Consumers need guaranteed long-term savings before being encouraged to change home heating
Consumers considering changes to their home heating systems must be given clear, honest and reliable information about long-term energy bill impacts, not optimistic projections or short-term incentives, according to a new statement from the Energy and Utilities Alliance (EUA).
With households facing major financial decisions around replacing heating systems, the EUA is urging policymakers, regulators and industry to put consumer protection at the heart of heating policy by ensuring any promoted technology can deliver genuine, sustained and verifiable annual savings over its full lifetime.
“Home heating systems are long-term investments, often lasting 10 to 15 years or more,” said Mike Foster, Chief Executive of the Energy and Utilities Alliance. “Consumers are being asked to make decisions involving thousands of pounds in upfront costs. To protect household finances, any claims about savings must be realistic, durable and guaranteed over time – not dependent on best-case assumptions or factors outside a consumer’s control.”
The EUA stresses the issue is not a debate about specific technologies, but about financial fairness and transparency so that no consumer is left worse off after following official advice or joining government-backed schemes.
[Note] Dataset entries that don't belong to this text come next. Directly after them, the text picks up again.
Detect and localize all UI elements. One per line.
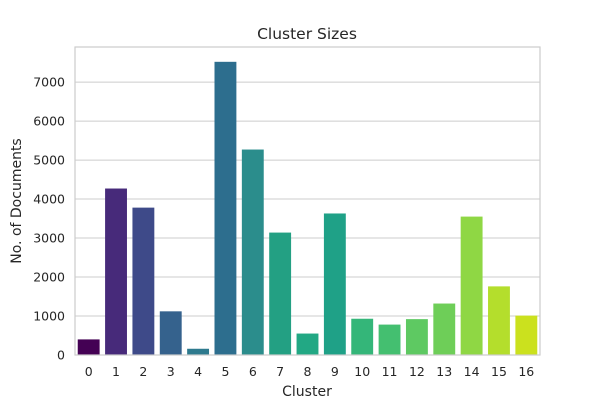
bar-cluster-10 [351,318,374,355]
y-tick-label: 3000 [33,231,65,246]
x-tick-label: 15 [491,364,507,379]
x-tick-label: 16 [518,364,534,379]
x-tick-label: 0 [85,364,93,379]
x-tick-label: 10 [354,364,370,379]
bar-cluster-8 [296,333,319,355]
x-tick-label: 3 [167,364,175,379]
y-tick-label: 1000 [33,309,65,324]
y-tick-label: 0 [57,348,65,363]
y-tick-label: 2000 [33,270,65,285]
bar-cluster-9 [323,213,346,355]
y-tick-labels: 0 1000 2000 3000 4000 5000 6000 7000 [33,75,65,363]
bar-cluster-5 [214,61,237,356]
bar-cluster-7 [269,232,292,355]
bars [77,61,538,356]
bar-cluster-13 [433,303,456,355]
x-tick-label: 11 [382,364,398,379]
bar-cluster-0 [77,339,100,355]
x-tick-label: 4 [194,364,202,379]
chart-title: Cluster Sizes [257,25,357,43]
bar-cluster-12 [405,319,428,355]
bar-cluster-11 [378,324,401,355]
x-tick-label: 1 [112,364,120,379]
bar-cluster-6 [241,149,264,355]
x-tick-label: 2 [139,364,147,379]
bar-cluster-1 [105,188,127,355]
bar-cluster-3 [159,311,182,355]
y-tick-label: 7000 [33,75,65,90]
x-tick-label: 13 [436,364,452,379]
bar-cluster-2 [132,207,155,355]
plot-frame [74,46,541,356]
bar-cluster-4 [187,348,210,355]
x-tick-label: 7 [276,364,284,379]
bar-cluster-15 [488,286,510,355]
x-tick-label: 9 [331,364,339,379]
y-axis-label: No. of Documents [9,138,25,263]
x-tick-labels: 0 1 2 3 4 5 6 7 8 9 10 11 12 13 14 15 16 [85,364,535,379]
bar-cluster-16 [515,315,538,355]
x-axis-label: Cluster [282,384,332,400]
x-tick-label: 6 [249,364,257,379]
x-tick-label: 14 [464,364,480,379]
x-tick-label: 5 [221,364,229,379]
y-tick-label: 5000 [33,153,65,168]
x-tick-label: 12 [409,364,425,379]
y-tick-label: 6000 [33,114,65,129]
y-tick-label: 4000 [33,192,65,207]
bar-cluster-14 [460,216,483,355]
x-tick-label: 8 [304,364,312,379]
The organisation is calling for clear disclosure of realistic lifetime costs and savings, stronger safeguards around publicly funded schemes, including annual system efficiency checks, and more emphasis on long-term performance instead of focusing on upfront subsidies alone.
“Households deserve impartial, high-quality information that allows them to compare options fairly and make choices that work for their finances, their property and their circumstances,” Foster added. “Successful decarbonisation depends on public trust. That trust will only be maintained if consumers can be confident that changing their heating system will not expose them to financial harm. Annual system efficiency checks build consumer confidence in new technologies.”